We’re getting used to what’s been going on during this campaign. That’s dangerous. We should be reminding ourselves just how strange it is.
Start with this: Billionaires are buying civic mindshare.
That’s right. A web of plutocrats, guided by a cadre of Karl Roves, is backing their ideal front man, Mitt Romney. Thanks to Frank Luntz, their class is known as the jobs creators, rather than, say, the Robber Barons, and pointing this out is known as class warfare.
Thanks to the Supreme Court’s punting on disclosure, these billionaires are able to hack our elections secretly. Surely there are other Joe Rickettses out there, test-driving messaging at least as reptilian as his Son of Willie Horton strategy; we just don’t know their names. It took a fluke – a leak to the New York Times – to let us in on this one, but there are other rocks we won’t be lucky enough to see under. Now that the law against anonymous last-minute lying has been lifted, the 30 days before November 6 is going to be all Orwell, all the time.
An unaccountable 0.01 percent is buying America’s attention and telling us scary stories about the president. Unfortunately, no matter how fictional those narratives are, a lot of people turn out to believe them – or rather, their brains do. BS detectors require reason, and humans are hardwired to default to emotion.
The news media want our attention, too, and a surefire way for them to get it is to amplify the paid narratives in ads. Fact checking doesn’t diminish the irrational power they wield. If Mitt Romney says “character assassination” often enough, then holding him accountable for his Bain record, let alone for his dismal performance as Massachusetts governor, subliminally starts seeming unfair. Like it or not, just as birthers are impervious to evidence, repetition trumps critical thinking.
It’s not hard to imagine Mitt Romney winning. The filibuster, plus what has become semi-annual debt-ceiling highchair banging, will ensure that a recovery won’t be jumpstarted by Washington, and the global impact of Europe’s crisis is beyond our control, so the impact of the economy on the election will be a crapshoot. It’s likely that the press and the polls will declare the debates a draw. Until the last week of the campaign, 90 percent of the country will remain evenly divided between people who loathe each other’s red or blue guts. Enough of the unpredictable 10 percent living in the battleground states and bombarded by super PAC disinformation could easily swing a few thousand votes in Romney’s direction and clinch the Electoral College. New election laws making it harder for Democrats to vote in Republican states could also tip the scale, as may massive Election Day mischief which the Roberts Court is unlikely to undo.
So contemplate a plausible Nov. 7. The corporations – I mean, the people – have spoken.
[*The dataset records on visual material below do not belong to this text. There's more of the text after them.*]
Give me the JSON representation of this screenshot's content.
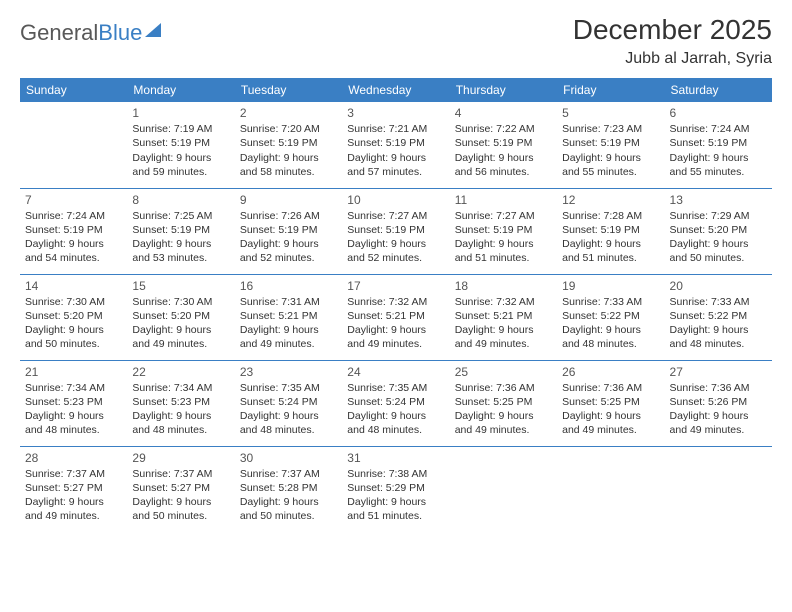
{
  "logo": {
    "text_gray": "General",
    "text_blue": "Blue"
  },
  "title": "December 2025",
  "location": "Jubb al Jarrah, Syria",
  "header_color": "#3a7fc4",
  "border_color": "#3a7fc4",
  "text_color": "#333333",
  "daynum_color": "#555555",
  "background_color": "#ffffff",
  "day_headers": [
    "Sunday",
    "Monday",
    "Tuesday",
    "Wednesday",
    "Thursday",
    "Friday",
    "Saturday"
  ],
  "weeks": [
    [
      null,
      {
        "n": "1",
        "sr": "7:19 AM",
        "ss": "5:19 PM",
        "dl": "9 hours and 59 minutes."
      },
      {
        "n": "2",
        "sr": "7:20 AM",
        "ss": "5:19 PM",
        "dl": "9 hours and 58 minutes."
      },
      {
        "n": "3",
        "sr": "7:21 AM",
        "ss": "5:19 PM",
        "dl": "9 hours and 57 minutes."
      },
      {
        "n": "4",
        "sr": "7:22 AM",
        "ss": "5:19 PM",
        "dl": "9 hours and 56 minutes."
      },
      {
        "n": "5",
        "sr": "7:23 AM",
        "ss": "5:19 PM",
        "dl": "9 hours and 55 minutes."
      },
      {
        "n": "6",
        "sr": "7:24 AM",
        "ss": "5:19 PM",
        "dl": "9 hours and 55 minutes."
      }
    ],
    [
      {
        "n": "7",
        "sr": "7:24 AM",
        "ss": "5:19 PM",
        "dl": "9 hours and 54 minutes."
      },
      {
        "n": "8",
        "sr": "7:25 AM",
        "ss": "5:19 PM",
        "dl": "9 hours and 53 minutes."
      },
      {
        "n": "9",
        "sr": "7:26 AM",
        "ss": "5:19 PM",
        "dl": "9 hours and 52 minutes."
      },
      {
        "n": "10",
        "sr": "7:27 AM",
        "ss": "5:19 PM",
        "dl": "9 hours and 52 minutes."
      },
      {
        "n": "11",
        "sr": "7:27 AM",
        "ss": "5:19 PM",
        "dl": "9 hours and 51 minutes."
      },
      {
        "n": "12",
        "sr": "7:28 AM",
        "ss": "5:19 PM",
        "dl": "9 hours and 51 minutes."
      },
      {
        "n": "13",
        "sr": "7:29 AM",
        "ss": "5:20 PM",
        "dl": "9 hours and 50 minutes."
      }
    ],
    [
      {
        "n": "14",
        "sr": "7:30 AM",
        "ss": "5:20 PM",
        "dl": "9 hours and 50 minutes."
      },
      {
        "n": "15",
        "sr": "7:30 AM",
        "ss": "5:20 PM",
        "dl": "9 hours and 49 minutes."
      },
      {
        "n": "16",
        "sr": "7:31 AM",
        "ss": "5:21 PM",
        "dl": "9 hours and 49 minutes."
      },
      {
        "n": "17",
        "sr": "7:32 AM",
        "ss": "5:21 PM",
        "dl": "9 hours and 49 minutes."
      },
      {
        "n": "18",
        "sr": "7:32 AM",
        "ss": "5:21 PM",
        "dl": "9 hours and 49 minutes."
      },
      {
        "n": "19",
        "sr": "7:33 AM",
        "ss": "5:22 PM",
        "dl": "9 hours and 48 minutes."
      },
      {
        "n": "20",
        "sr": "7:33 AM",
        "ss": "5:22 PM",
        "dl": "9 hours and 48 minutes."
      }
    ],
    [
      {
        "n": "21",
        "sr": "7:34 AM",
        "ss": "5:23 PM",
        "dl": "9 hours and 48 minutes."
      },
      {
        "n": "22",
        "sr": "7:34 AM",
        "ss": "5:23 PM",
        "dl": "9 hours and 48 minutes."
      },
      {
        "n": "23",
        "sr": "7:35 AM",
        "ss": "5:24 PM",
        "dl": "9 hours and 48 minutes."
      },
      {
        "n": "24",
        "sr": "7:35 AM",
        "ss": "5:24 PM",
        "dl": "9 hours and 48 minutes."
      },
      {
        "n": "25",
        "sr": "7:36 AM",
        "ss": "5:25 PM",
        "dl": "9 hours and 49 minutes."
      },
      {
        "n": "26",
        "sr": "7:36 AM",
        "ss": "5:25 PM",
        "dl": "9 hours and 49 minutes."
      },
      {
        "n": "27",
        "sr": "7:36 AM",
        "ss": "5:26 PM",
        "dl": "9 hours and 49 minutes."
      }
    ],
    [
      {
        "n": "28",
        "sr": "7:37 AM",
        "ss": "5:27 PM",
        "dl": "9 hours and 49 minutes."
      },
      {
        "n": "29",
        "sr": "7:37 AM",
        "ss": "5:27 PM",
        "dl": "9 hours and 50 minutes."
      },
      {
        "n": "30",
        "sr": "7:37 AM",
        "ss": "5:28 PM",
        "dl": "9 hours and 50 minutes."
      },
      {
        "n": "31",
        "sr": "7:38 AM",
        "ss": "5:29 PM",
        "dl": "9 hours and 51 minutes."
      },
      null,
      null,
      null
    ]
  ],
  "labels": {
    "sunrise": "Sunrise:",
    "sunset": "Sunset:",
    "daylight": "Daylight:"
  }
}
We must bind our wounds and come together as Americans always do, says the square-jawed new leader. Because the Democrats will be bullied into being recklessly non-obstructionist, the 0.01 percent will get everything they want – tax cuts, entitlement cuts, more for defense contractors, austerity for everyone else, unconditional surrender by regulators, fake science, Wall Street unchained, no campaign finance laws, and maybe a couple of new Supreme Court justices to see that it stays that way. And because corporate Republicanism panders to movement conservatives, the whole reactionary social agenda will get a huge head of steam.
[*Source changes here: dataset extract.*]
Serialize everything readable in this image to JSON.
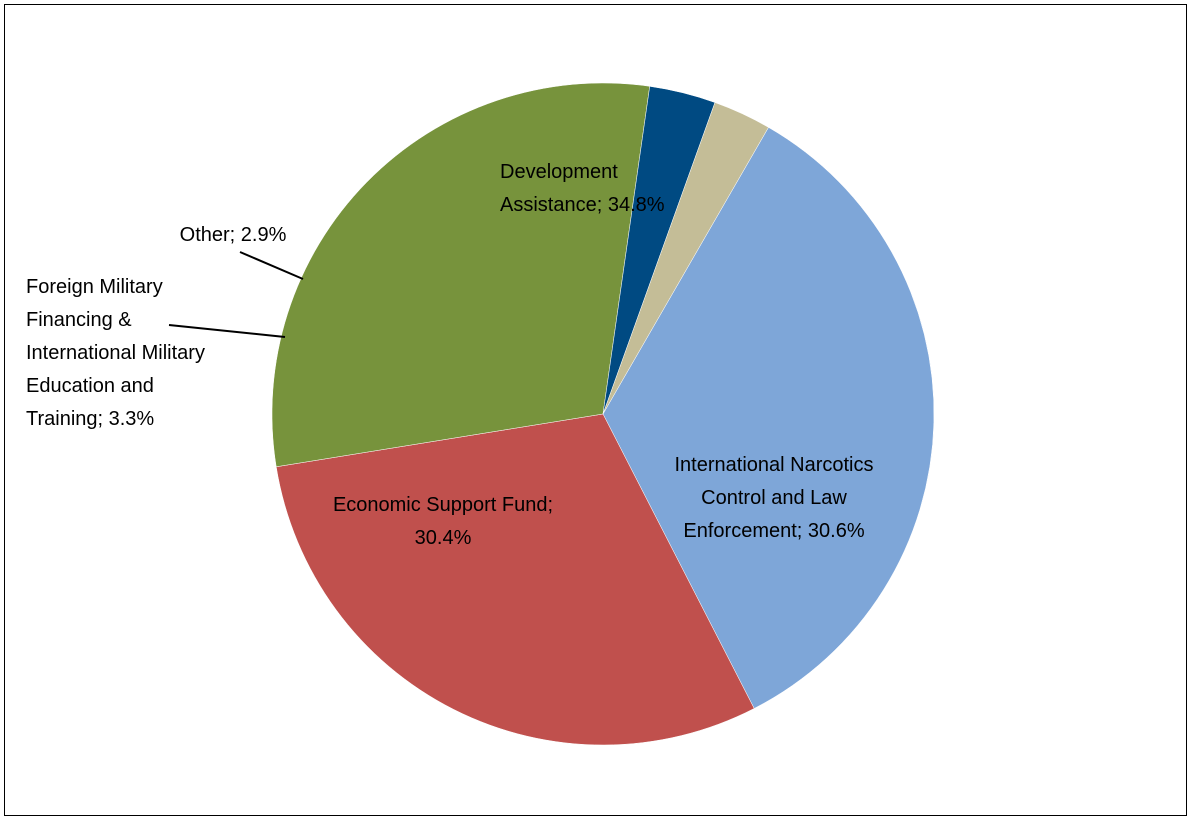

In other words, right now we may be on the way to the triumph of money, power and fundamentalism – a development that should seem shocking, yet instead has become the new normal. We have outrage fatigue. Fury has slid into a persistent low-grade fever, a “what fresh hell is this?” jadedness.
There are exceptions. People like Larry Lessig and groups like United Republic haven’t loss their passion for campaign finance reform. FreePress hasn’t given up on media reform. Bill Moyers and Frontline haven’t let up on Wall Street bandits. Austerity hasn’t stopped incensing Paul Krugman. “Occupy” and “inequality” haven’t left the lexicon. While fewer small donors, young people and other volunteers may be stirred into action this time around, many will still join the ground game.
But resistance like that isn’t nearly as widespread as this infuriating moment in American history warrants. What we need to recapture is our WTF, our astonishment and indignation that our democracy has been hijacked.
The risk of expressing that outrage is that the other side will successfully brand it as shrillness, as Romney derangement syndrome. Those talking points are designed to pathologize and condescend to a perfectly appropriate response to corporate triumphalism. They’re given currency by a media industry that depicts this whole wretched insult to self-governance as a blood sport, an entertainment, a source of content that can be monetized, a gusher of airtime that can be sold.
On the other hand, a few days ago Senators John McCain (R-Az.) and Sheldon Whitehouse (D-R.I.) filed a friend-of-the-court brief asking the Supreme Court to reconsider the Citizens United decision. The case – American Tradition vs. Bullock – will determine Montana’s ability to enforce its century-old ban on corporate campaign contributions. McCain’s 2008 disavowal of his own campaign finance reform law was a sad spectacle. If even John McCain can rediscover his inner WTF about plutocrats in politics, maybe there’s hope for the rest of us.